The generalizability of this approach is subject to specific limitations and data requirements. Its effectiveness hinges on how well the initial dataset captures the system’s spatiotemporal patterns. While the long-format structure leverages multi-analyte covariance to extract signal, a baseline survey across key environmental gradients is required to define the domain’s correlation structure. Future refinements could incorporate site-specific covariates (e.g., biota, sediment organic carbon, and hydraulic conductivity) to improve mechanistic insight and predictive accuracy. Performance may degrade if sampling misses non-stationary events (e.g., storms that alter transport pathways) or omits source-diagnostic PFAS compounds. Predictions are reliable for interpolation within the sampled domain; extrapolation beyond it requires caution. Future work should include systematic benchmarking against standalone models (e.g., ordinary kriging, standard GLMs, and machine learning surrogates) to quantify the added value of integration in terms of prediction accuracy, uncertainty quantification, and cost-effectiveness of sampling designs. Furthermore, the GP model, with its chosen stationary kernel, assumes stationarity of the underlying covariance structure, which may not hold over long timescales or under changing hydrological regimes.
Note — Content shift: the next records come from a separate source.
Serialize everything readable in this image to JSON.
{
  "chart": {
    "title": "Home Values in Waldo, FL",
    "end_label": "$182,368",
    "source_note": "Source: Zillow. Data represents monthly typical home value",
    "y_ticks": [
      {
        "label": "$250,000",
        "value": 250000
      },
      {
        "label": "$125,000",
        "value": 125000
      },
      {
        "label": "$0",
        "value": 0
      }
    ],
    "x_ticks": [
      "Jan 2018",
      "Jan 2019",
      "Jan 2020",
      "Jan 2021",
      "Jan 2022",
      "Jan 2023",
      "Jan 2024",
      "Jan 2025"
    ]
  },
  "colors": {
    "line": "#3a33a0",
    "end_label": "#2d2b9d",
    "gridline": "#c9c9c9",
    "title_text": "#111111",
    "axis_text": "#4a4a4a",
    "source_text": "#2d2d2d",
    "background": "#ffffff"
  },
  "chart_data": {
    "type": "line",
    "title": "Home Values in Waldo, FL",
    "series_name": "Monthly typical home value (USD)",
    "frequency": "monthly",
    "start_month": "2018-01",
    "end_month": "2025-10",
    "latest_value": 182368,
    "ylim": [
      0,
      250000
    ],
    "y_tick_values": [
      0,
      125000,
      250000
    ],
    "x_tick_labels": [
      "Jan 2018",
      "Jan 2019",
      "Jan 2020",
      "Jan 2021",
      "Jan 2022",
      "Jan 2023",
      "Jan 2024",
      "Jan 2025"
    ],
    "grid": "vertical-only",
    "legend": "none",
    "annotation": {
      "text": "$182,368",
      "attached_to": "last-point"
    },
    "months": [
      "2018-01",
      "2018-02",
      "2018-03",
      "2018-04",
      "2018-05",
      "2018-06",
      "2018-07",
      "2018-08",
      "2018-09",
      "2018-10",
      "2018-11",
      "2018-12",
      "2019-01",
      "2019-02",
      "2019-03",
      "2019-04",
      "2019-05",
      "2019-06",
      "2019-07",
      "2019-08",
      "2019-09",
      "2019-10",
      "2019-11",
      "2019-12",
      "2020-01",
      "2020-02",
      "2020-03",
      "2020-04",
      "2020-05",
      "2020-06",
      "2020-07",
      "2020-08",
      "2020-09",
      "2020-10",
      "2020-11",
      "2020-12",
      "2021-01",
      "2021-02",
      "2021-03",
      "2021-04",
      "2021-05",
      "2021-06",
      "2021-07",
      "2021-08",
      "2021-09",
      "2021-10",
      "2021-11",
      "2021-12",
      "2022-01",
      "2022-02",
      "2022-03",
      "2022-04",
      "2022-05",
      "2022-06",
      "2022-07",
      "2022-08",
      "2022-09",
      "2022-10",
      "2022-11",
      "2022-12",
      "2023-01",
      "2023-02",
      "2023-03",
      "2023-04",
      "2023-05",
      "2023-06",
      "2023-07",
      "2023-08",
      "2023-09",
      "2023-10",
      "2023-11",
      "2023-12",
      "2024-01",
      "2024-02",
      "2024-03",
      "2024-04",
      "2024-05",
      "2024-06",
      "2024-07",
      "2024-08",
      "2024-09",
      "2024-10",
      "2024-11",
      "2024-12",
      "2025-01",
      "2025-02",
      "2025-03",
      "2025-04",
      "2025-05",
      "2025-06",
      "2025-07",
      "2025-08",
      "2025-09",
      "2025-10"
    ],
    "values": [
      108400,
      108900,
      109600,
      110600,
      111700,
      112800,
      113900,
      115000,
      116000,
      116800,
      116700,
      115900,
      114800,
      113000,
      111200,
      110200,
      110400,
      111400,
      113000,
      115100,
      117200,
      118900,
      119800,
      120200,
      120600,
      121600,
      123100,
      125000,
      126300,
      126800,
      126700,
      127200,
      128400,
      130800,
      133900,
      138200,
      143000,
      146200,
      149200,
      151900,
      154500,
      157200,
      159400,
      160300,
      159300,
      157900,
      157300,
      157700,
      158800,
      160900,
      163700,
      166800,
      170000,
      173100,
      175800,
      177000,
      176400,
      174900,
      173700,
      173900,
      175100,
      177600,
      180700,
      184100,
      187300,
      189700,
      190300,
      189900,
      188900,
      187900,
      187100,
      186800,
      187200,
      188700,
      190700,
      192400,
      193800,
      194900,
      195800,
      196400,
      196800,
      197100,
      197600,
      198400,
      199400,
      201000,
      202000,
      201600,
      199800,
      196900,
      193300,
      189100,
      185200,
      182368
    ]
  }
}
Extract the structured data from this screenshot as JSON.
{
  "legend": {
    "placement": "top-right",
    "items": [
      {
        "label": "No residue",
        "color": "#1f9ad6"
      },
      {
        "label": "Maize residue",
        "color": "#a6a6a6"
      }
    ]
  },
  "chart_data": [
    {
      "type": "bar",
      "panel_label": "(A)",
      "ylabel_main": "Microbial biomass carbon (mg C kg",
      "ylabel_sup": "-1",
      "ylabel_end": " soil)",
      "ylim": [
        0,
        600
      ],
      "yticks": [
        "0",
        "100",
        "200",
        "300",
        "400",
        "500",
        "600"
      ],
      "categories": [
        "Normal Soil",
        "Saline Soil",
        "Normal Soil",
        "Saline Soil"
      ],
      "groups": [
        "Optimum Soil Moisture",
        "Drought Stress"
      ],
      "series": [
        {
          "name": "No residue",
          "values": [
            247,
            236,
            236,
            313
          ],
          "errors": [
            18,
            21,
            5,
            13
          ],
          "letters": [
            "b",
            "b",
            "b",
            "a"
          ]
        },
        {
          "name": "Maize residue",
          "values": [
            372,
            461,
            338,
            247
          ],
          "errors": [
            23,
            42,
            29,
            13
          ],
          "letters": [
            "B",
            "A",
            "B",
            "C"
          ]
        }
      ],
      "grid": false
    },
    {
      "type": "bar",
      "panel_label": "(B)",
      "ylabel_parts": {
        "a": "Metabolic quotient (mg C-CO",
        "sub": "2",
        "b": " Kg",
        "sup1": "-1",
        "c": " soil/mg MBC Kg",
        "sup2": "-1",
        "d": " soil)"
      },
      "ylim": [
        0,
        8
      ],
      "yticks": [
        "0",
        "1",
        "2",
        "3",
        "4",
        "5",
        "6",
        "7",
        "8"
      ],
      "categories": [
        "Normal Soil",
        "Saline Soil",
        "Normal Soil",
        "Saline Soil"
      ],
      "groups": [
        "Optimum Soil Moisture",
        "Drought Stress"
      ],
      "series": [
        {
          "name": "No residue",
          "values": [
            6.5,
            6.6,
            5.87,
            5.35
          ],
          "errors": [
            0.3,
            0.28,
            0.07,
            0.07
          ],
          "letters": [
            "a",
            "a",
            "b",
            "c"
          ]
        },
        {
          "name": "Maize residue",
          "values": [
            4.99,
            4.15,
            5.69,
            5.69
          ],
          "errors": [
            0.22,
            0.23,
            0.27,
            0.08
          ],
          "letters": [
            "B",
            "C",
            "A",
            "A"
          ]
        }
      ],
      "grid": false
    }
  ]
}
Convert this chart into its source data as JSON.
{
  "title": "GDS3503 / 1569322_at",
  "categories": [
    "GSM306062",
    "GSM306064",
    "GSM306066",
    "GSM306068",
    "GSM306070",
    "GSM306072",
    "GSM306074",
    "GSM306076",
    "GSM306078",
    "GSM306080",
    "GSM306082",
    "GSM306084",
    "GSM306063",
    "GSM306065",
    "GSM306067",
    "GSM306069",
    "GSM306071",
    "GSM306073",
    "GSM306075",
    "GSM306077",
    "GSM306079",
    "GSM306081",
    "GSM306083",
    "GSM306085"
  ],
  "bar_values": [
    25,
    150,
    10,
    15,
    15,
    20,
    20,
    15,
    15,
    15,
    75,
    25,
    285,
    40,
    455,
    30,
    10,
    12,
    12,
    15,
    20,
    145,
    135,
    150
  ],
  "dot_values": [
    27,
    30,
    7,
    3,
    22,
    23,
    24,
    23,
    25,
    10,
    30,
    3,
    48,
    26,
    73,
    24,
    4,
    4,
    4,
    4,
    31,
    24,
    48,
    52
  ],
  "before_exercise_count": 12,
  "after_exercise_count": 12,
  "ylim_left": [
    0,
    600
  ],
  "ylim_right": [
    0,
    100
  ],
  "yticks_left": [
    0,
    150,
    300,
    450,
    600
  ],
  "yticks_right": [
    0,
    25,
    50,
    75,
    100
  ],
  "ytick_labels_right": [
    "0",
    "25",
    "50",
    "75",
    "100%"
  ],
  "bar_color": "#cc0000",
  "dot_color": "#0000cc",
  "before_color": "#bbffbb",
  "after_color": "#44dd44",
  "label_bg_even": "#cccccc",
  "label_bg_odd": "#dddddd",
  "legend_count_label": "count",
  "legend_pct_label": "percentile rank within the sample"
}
We therefore recommend that future applications begin with a reconnaissance survey designed to capture environmental extremes, ensuring proper GP kernel configuration and reasonable stationarity assumptions. An iterative implementation is advised: using initial results to guide the next sampling campaign, incorporating new data to update the models, and refining management prescriptions in an adaptive loop. This approach is not limited to PFAS and is transferable to other contaminant classes (e.g., chlorinated solvents, microplastics, and metals) in complex environmental settings where optimized site characterization and management are required.

4. Conclusions

This study demonstrates that integrating Bayesian optimization with Generalized Linear Mixed Models creates a signal-extraction synergy for environmental monitoring and management under data constraints. The site was affected by a particulate-bound, degrading PFOS plume originating from historic 3M AFFF, which was episodically mobilized as a “pulsing bullseye” during autumn hydrologic events. The GLMM identified signals consistent with the source, suggested particulate-bound transport, and excluded modern inputs. These signal-based diagnostic conclusions provided the essential what and why that contextualized the BO/GP’s where and when predictions. In an era of increasing regulatory scrutiny on PFAS and constrained budgets, such signal-extraction frameworks are essential for adaptive decision-support and sustainable environmental stewardship.